Entre os entrevistados de baixa escolaridade, Cecília é uma das poucas que questionam a não formalização de seu contrato por parte do patrão. Enquanto outros gostariam de ter a carteira assinada, apenas ela relaciona o fato de não ter acesso aos benefícios do vínculo empregatício com a negativa do patrão em pagar e “cumprir com seus direitos”. No entanto, mesmo sem apontar o papel do dono do negócio em sua situação de vulnerabilidade, a maioria dos sujeitos de pesquisa indica que a falta de direitos atua como fator preponderante na sua insatisfação no trabalho.

A realidade atual não favorece uma modificação desta situação pela resistência dos trabalhadores ou pela atuação das instituições que regulam o mercado de trabalho.

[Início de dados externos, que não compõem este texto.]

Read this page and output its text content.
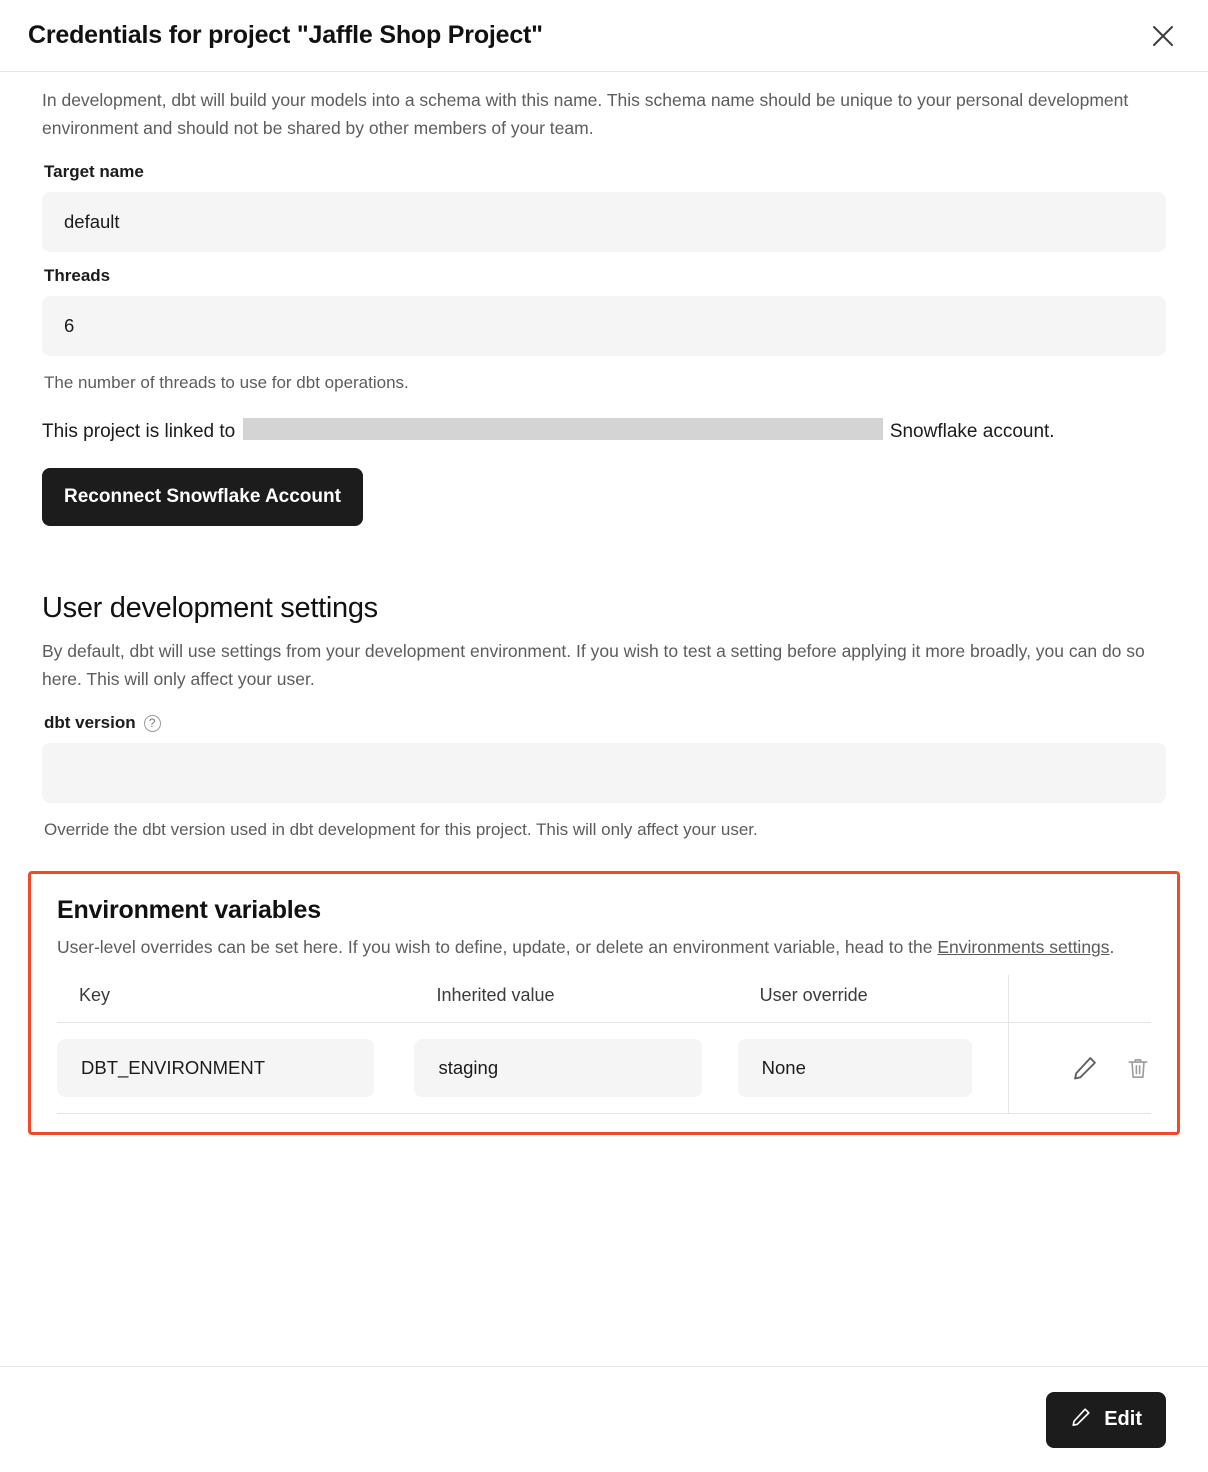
Credentials for project "Jaffle Shop Project"

In development, dbt will build your models into a schema with this name. This schema name should be unique to your personal development environment and should not be shared by other members of your team.

Target name
default
Threads
6
The number of threads to use for dbt operations.
This project is linked to	Snowflake account.
Reconnect Snowflake Account
User development settings

By default, dbt will use settings from your development environment. If you wish to test a setting before applying it more broadly, you can do so here. This will only affect your user.

dbt version	?
Override the dbt version used in dbt development for this project. This will only affect your user.
Environment variables

User-level overrides can be set here. If you wish to define, update, or delete an environment variable, head to the Environments settings.

Key	Inherited value	User override	

DBT_ENVIRONMENT	staging	None

Edit
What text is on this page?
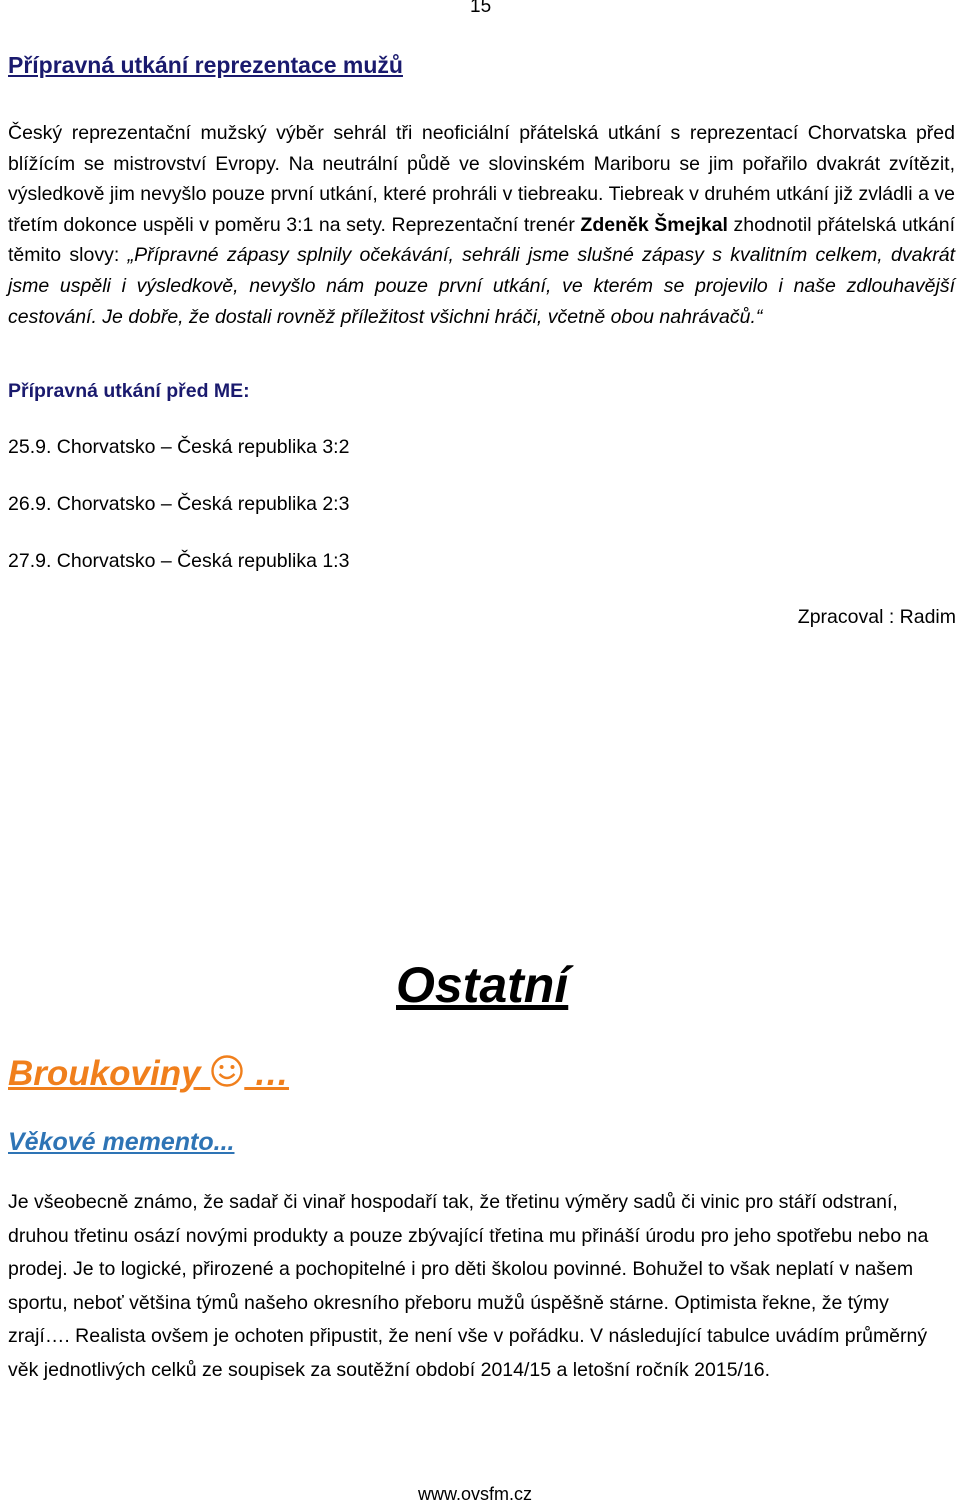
15
Přípravná utkání reprezentace mužů
Český reprezentační mužský výběr sehrál tři neoficiální přátelská utkání s reprezentací Chorvatska před blížícím se mistrovství Evropy. Na neutrální půdě ve slovinském Mariboru se jim pořařilo dvakrát zvítězit, výsledkově jim nevyšlo pouze první utkání, které prohráli v tiebreaku. Tiebreak v druhém utkání již zvládli a ve třetím dokonce uspěli v poměru 3:1 na sety. Reprezentační trenér Zdeněk Šmejkal zhodnotil přátelská utkání těmito slovy: „Přípravné zápasy splnily očekávání, sehráli jsme slušné zápasy s kvalitním celkem, dvakrát jsme uspěli i výsledkově, nevyšlo nám pouze první utkání, ve kterém se projevilo i naše zdlouhavější cestování. Je dobře, že dostali rovněž příležitost všichni hráči, včetně obou nahrávačů.“
Přípravná utkání před ME:
25.9. Chorvatsko – Česká republika 3:2
26.9. Chorvatsko – Česká republika 2:3
27.9. Chorvatsko – Česká republika 1:3
Zpracoval : Radim
Ostatní
Broukoviny …
Věkové memento...
Je všeobecně známo, že sadař či vinař hospodaří tak, že třetinu výměry sadů či vinic pro stáří odstraní, druhou třetinu osází novými produkty a pouze zbývající třetina mu přináší úrodu pro jeho spotřebu nebo na prodej. Je to logické, přirozené a pochopitelné i pro děti školou povinné. Bohužel to však neplatí v našem sportu, neboť většina týmů našeho okresního přeboru mužů úspěšně stárne. Optimista řekne, že týmy zrají…. Realista ovšem je ochoten připustit, že není vše v pořádku. V následující tabulce uvádím průměrný věk jednotlivých celků ze soupisek za soutěžní období 2014/15 a letošní ročník 2015/16.
www.ovsfm.cz
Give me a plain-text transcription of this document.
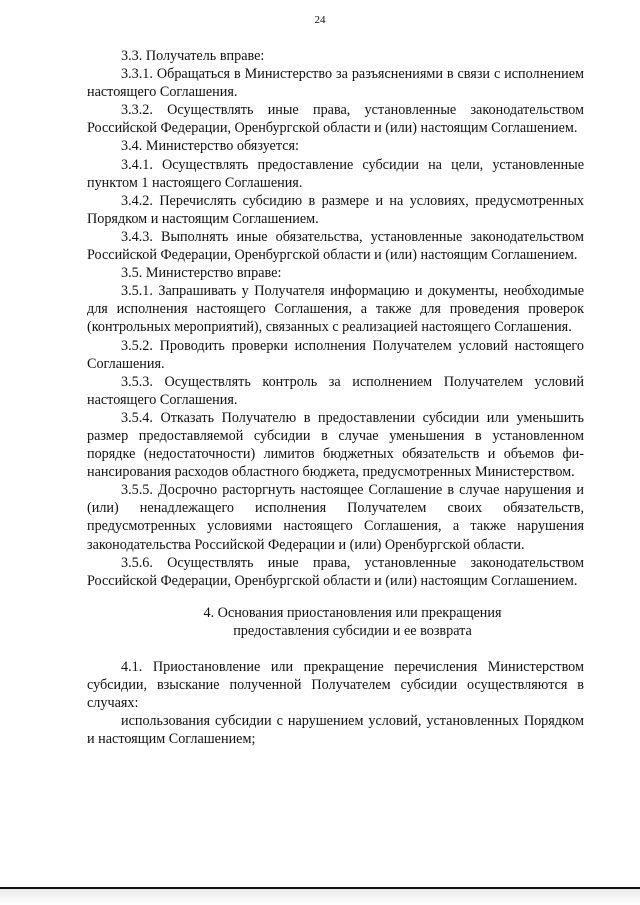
24

3.3. Получатель вправе:

3.3.1. Обращаться в Министерство за разъяснениями в связи с исполнением настоящего Соглашения.

3.3.2. Осуществлять иные права, установленные законодательством Российской Федерации, Оренбургской области и (или) настоящим Соглашением.

3.4. Министерство обязуется:

3.4.1. Осуществлять предоставление субсидии на цели, установленные пунктом 1 настоящего Соглашения.

3.4.2. Перечислять субсидию в размере и на условиях, предусмотренных Порядком и настоящим Соглашением.

3.4.3. Выполнять иные обязательства, установленные законодательством Российской Федерации, Оренбургской области и (или) настоящим Соглашением.

3.5. Министерство вправе:

3.5.1. Запрашивать у Получателя информацию и документы, необходимые для исполнения настоящего Соглашения, а также для проведения проверок (контрольных мероприятий), связанных с реализацией настоящего Соглашения.

3.5.2. Проводить проверки исполнения Получателем условий настоящего Соглашения.

3.5.3. Осуществлять контроль за исполнением Получателем условий настоящего Соглашения.

3.5.4. Отказать Получателю в предоставлении субсидии или уменьшить размер предоставляемой субсидии в случае уменьшения в установленном порядке (недостаточности) лимитов бюджетных обязательств и объемов финансирования расходов областного бюджета, предусмотренных Министерством.

3.5.5. Досрочно расторгнуть настоящее Соглашение в случае нарушения и (или) ненадлежащего исполнения Получателем своих обязательств, предусмотренных условиями настоящего Соглашения, а также нарушения законодательства Российской Федерации и (или) Оренбургской области.

3.5.6. Осуществлять иные права, установленные законодательством Российской Федерации, Оренбургской области и (или) настоящим Соглашением.

4. Основания приостановления или прекращения

предоставления субсидии и ее возврата

4.1. Приостановление или прекращение перечисления Министерством субсидии, взыскание полученной Получателем субсидии осуществляются в случаях:

использования субсидии с нарушением условий, установленных Порядком и настоящим Соглашением;
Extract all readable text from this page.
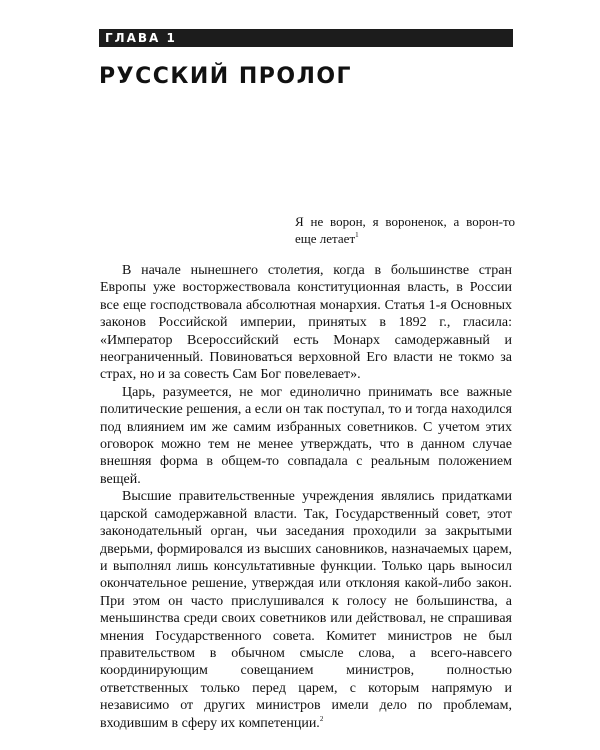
ГЛАВА 1
РУССКИЙ ПРОЛОГ

Я не ворон, я вороненок, а ворон-то еще летает$^1$

В начале нынешнего столетия, когда в большинстве стран Европы уже восторжествовала конституционная власть, в России все еще господствовала абсолютная монархия. Статья 1-я Основных законов Российской империи, принятых в 1892 г., гласила: «Император Всероссийский есть Монарх самодержавный и неограниченный. Повиноваться верховной Его власти не токмо за страх, но и за совесть Сам Бог повелевает».

Царь, разумеется, не мог единолично принимать все важные политические решения, а если он так поступал, то и тогда находился под влиянием им же самим избранных советников. С учетом этих оговорок можно тем не менее утверждать, что в данном случае внешняя форма в общем-то совпадала с реальным положением вещей.

Высшие правительственные учреждения являлись придатками царской самодержавной власти. Так, Государственный совет, этот законодательный орган, чьи заседания проходили за закрытыми дверьми, формировался из высших сановников, назначаемых царем, и выполнял лишь консультативные функции. Только царь выносил окончательное решение, утверждая или отклоняя какой-либо закон. При этом он часто прислушивался к голосу не большинства, а меньшинства среди своих советников или действовал, не спрашивая мнения Государственного совета. Комитет министров не был правительством в обычном смысле слова, а всего-навсего координирующим совещанием министров, полностью ответственных только перед царем, с которым напрямую и независимо от других министров имели дело по проблемам, входившим в сферу их компетенции.$^2$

Conforme a pesquisa de Cardoso e Lage, as chances de alguém que não formaliza as relações de trabalho ser apanhado e punido por ações de fiscalização da inspeção do trabalho do Ministério do Trabalho são muito remotas em caso de empresários sem registro, incluindo trabalhadores por conta própria ou autônomos que empregam um ou outro funcionário. Além disto, “quanto mais precário o mercado de trabalho e maior a taxa de desemprego, menores os incentivos para que os trabalhadores denunciem más condições de trabalho” (Cardoso; Lage, 2007, p.93). Como a possibilidade de fiscalização nestes casos depende exclusivamente das denúncias dos trabalhadores e as chances de que estes denunciem irregularidades são inversamente proporcionais ao medo de desemprego pelo aumento da precarização do mercado de trabalho, conclui-se pela dificuldade de mudar tais condições dentro do atual sistema de regulação do trabalho.